Back in the school I attended in Zimbabwe, there were two groups of boys: those who worked very hard because they were trying to get out of poverty and those who didn't work hard because school was about schola, an ancient Greek word that means education as leisure, as time spent enjoying the slow accumulation of knowledge and cultivating close friendships with talented teachers—this sort of thing. The boys who worried about grades, who saw the classroom as a battlefield of competition (make or break), who were all study and no play were actually looked down upon by those who experienced education as sheer schola.

It was the poor and desperate students who memorized pages upon pages of Jane Austen and chemistry books, while the students who didn't need to panic about the future (college in a Western country was guaranteed—indeed, getting into Oxford was seen as a sign of low status, because only those who got straight-As were admitted into that university, and you only got straight-As by not enjoying your education), read books for the pleasure or learned about plants because they were interested in that area of biology.
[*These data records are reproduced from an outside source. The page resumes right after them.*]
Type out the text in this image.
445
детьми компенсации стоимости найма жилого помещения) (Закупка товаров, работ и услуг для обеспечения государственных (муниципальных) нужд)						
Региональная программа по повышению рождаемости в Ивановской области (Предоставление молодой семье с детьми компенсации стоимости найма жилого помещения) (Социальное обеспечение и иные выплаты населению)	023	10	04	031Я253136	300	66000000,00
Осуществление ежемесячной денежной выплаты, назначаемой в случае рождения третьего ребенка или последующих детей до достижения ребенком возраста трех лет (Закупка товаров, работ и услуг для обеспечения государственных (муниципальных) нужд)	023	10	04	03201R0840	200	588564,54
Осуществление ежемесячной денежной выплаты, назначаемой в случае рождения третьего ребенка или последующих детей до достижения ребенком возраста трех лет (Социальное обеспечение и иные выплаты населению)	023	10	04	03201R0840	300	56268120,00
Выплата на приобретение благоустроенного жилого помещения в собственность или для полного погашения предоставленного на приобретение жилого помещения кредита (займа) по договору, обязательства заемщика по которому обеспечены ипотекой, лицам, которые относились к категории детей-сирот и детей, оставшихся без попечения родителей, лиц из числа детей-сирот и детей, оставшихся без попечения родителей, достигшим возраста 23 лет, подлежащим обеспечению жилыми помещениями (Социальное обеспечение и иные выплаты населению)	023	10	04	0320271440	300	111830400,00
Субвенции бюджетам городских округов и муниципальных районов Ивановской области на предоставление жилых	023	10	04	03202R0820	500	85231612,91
It was a shame to say something like: I'm studying because I want to be a doctor, so that one day I can make lots of money and raise the status of my family.

So, one: Working hard in school deserves respect (my immigrant side). Two: I think an education should not be seen as an instrument, or investment, or something useful (my Zimbabwean side). But I'm a Hegelian, and so a third moment is possible: What we need then is a system that does not instrumentalize eduction. If you are a poet, you should become one. If you are a doctor, you should become one. And the less your class position determines what you want to become, the better for all. The function of human governing is to limit the effects of class on a subject's spiritual development. The ideal: An education should be about a calling in the wonderful wilderness of what Hegel describes as the "spiritual animal kingdom."